E una situazione simile, con una disidratazione sempre più accentuata ha chiamato un intervento più che mai necessario. Al Pronto soccorso di Bergamo, a metà novembre, per sospetta sindrome di Kawasaki. Una mazzata. «Un esame del sangue – spiega Melissa - che non auguro a nessuna mamma con il sangue che non usciva, forzature necessarie sul braccio e le infermiere chiamate a riempire quattro provette. Passata anche questa, la sera il pericolo viene scongiurato. Viene solamente prescritta una pomata per la congiuntivite». Altro ritorno a casa e altri problemi di stomaco in aggiunta al primo sorso di latte. Crystal non mangiava, non dormiva così la pediatra ha trovato la chiave: una chiamata all’ospedale di Treviglio, nuovo ricovero. Altra trafila, terzo tampone per mamma e figlia e nuova quarantena. Stavolta però finalmente il sorriso, nonostante anche la comparsa di afte che provocavano pianti ad ogni tentativo di bere acqua: niente sindrome, ma due virus in contemporanea.

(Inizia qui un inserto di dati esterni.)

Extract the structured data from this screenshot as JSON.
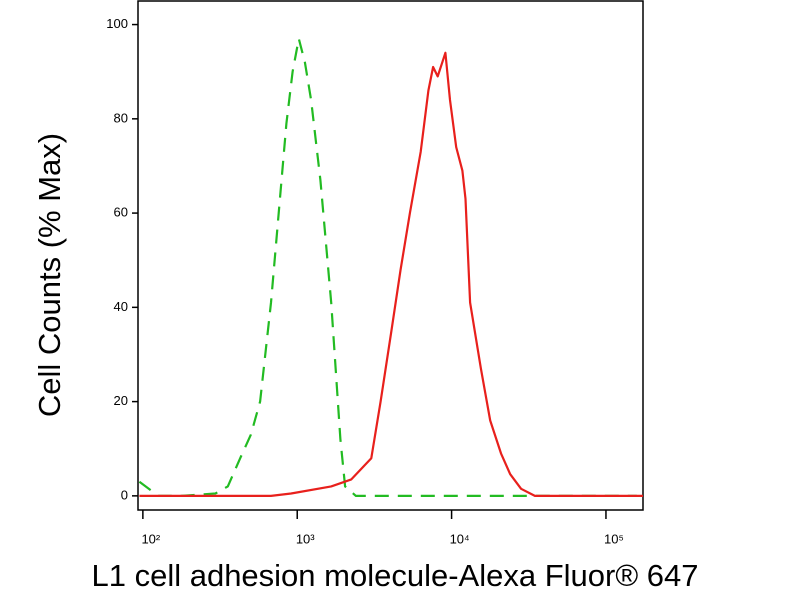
{
  "chart_data": {
    "type": "line",
    "xlabel": "L1 cell adhesion molecule-Alexa Fluor® 647",
    "ylabel": "Cell Counts (% Max)",
    "xscale": "log",
    "xlim": [
      93,
      173780
    ],
    "ylim": [
      -3,
      105
    ],
    "xticks": [
      {
        "value": 100,
        "label": "10²"
      },
      {
        "value": 1000,
        "label": "10³"
      },
      {
        "value": 10000,
        "label": "10⁴"
      },
      {
        "value": 100000,
        "label": "10⁵"
      }
    ],
    "yticks": [
      0,
      20,
      40,
      60,
      80,
      100
    ],
    "grid": false,
    "series": [
      {
        "color": "#22bb22",
        "line_style": "dashed",
        "x": [
          95,
          126,
          178,
          295,
          355,
          427,
          501,
          575,
          676,
          759,
          851,
          933,
          1023,
          1122,
          1230,
          1413,
          1660,
          1905,
          2042,
          2399,
          5012,
          15849,
          50119,
          158489
        ],
        "values": [
          3,
          0,
          0,
          0.5,
          2,
          8,
          13,
          20,
          41,
          60,
          79,
          90,
          97,
          92,
          84,
          67,
          41,
          12,
          2,
          0,
          0,
          0,
          0,
          0
        ]
      },
      {
        "color": "#e8201c",
        "line_style": "solid",
        "x": [
          95,
          676,
          912,
          1660,
          2239,
          3020,
          3467,
          4074,
          4677,
          5370,
          6310,
          7079,
          7586,
          8128,
          8710,
          9120,
          9772,
          10715,
          11749,
          12303,
          13183,
          15488,
          17783,
          20893,
          23988,
          28184,
          34674,
          173780
        ],
        "values": [
          0,
          0,
          0.5,
          2,
          3.5,
          8,
          20,
          35,
          48,
          60,
          73,
          86,
          91,
          89,
          92,
          94,
          84,
          74,
          69,
          63,
          41,
          27,
          16,
          9,
          4.6,
          1.5,
          0,
          0
        ]
      }
    ]
  }
}
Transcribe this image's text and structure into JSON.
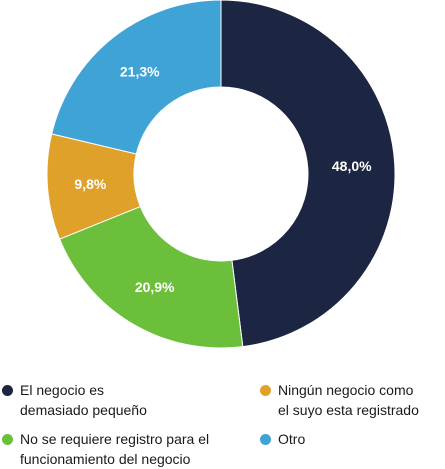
{
  "chart_data": {
    "type": "pie",
    "variant": "donut",
    "slices": [
      {
        "label": "El negocio es\ndemasiado pequeño",
        "value": 48.0,
        "display": "48,0%",
        "color": "#1c2541"
      },
      {
        "label": "No se requiere registro para el\nfuncionamiento del negocio",
        "value": 20.9,
        "display": "20,9%",
        "color": "#6cbf3a"
      },
      {
        "label": "Ningún negocio como\nel suyo esta registrado",
        "value": 9.8,
        "display": "9,8%",
        "color": "#e0a12a"
      },
      {
        "label": "Otro",
        "value": 21.3,
        "display": "21,3%",
        "color": "#3fa3d6"
      }
    ],
    "start_angle_deg": 0,
    "direction": "clockwise",
    "legend_position": "bottom",
    "legend_order": [
      0,
      2,
      1,
      3
    ]
  }
}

Uno all’apparato respiratorio e l’altro a quello intestinale che avrebbero dovuto fare semplicemente il loro decorso, senza ricorrere ad antibiotici. Fermenti lattici, yogurt e tachipirina in caso di febbre, la rinascita simboleggiata dal fatto che la piccola – nel frattempo – aveva ripreso a camminare. Un segnale, quello decisivo. Per tornare alla normalità. Una vittoria di squadra, di una famiglia compatta. Perché attorno a quella fase travagliata si muoveva un universo in cui l’ausilio di nonna Mina è stato fondamentale per consentire una gestione sostenibile capace di abbinare la «normalità» all’eccezionalità. Una vicenda che ha tenuto col fiato sospeso, ma che sulla sua strada ha trovato figure-cardine. Con e senza il camice bianco.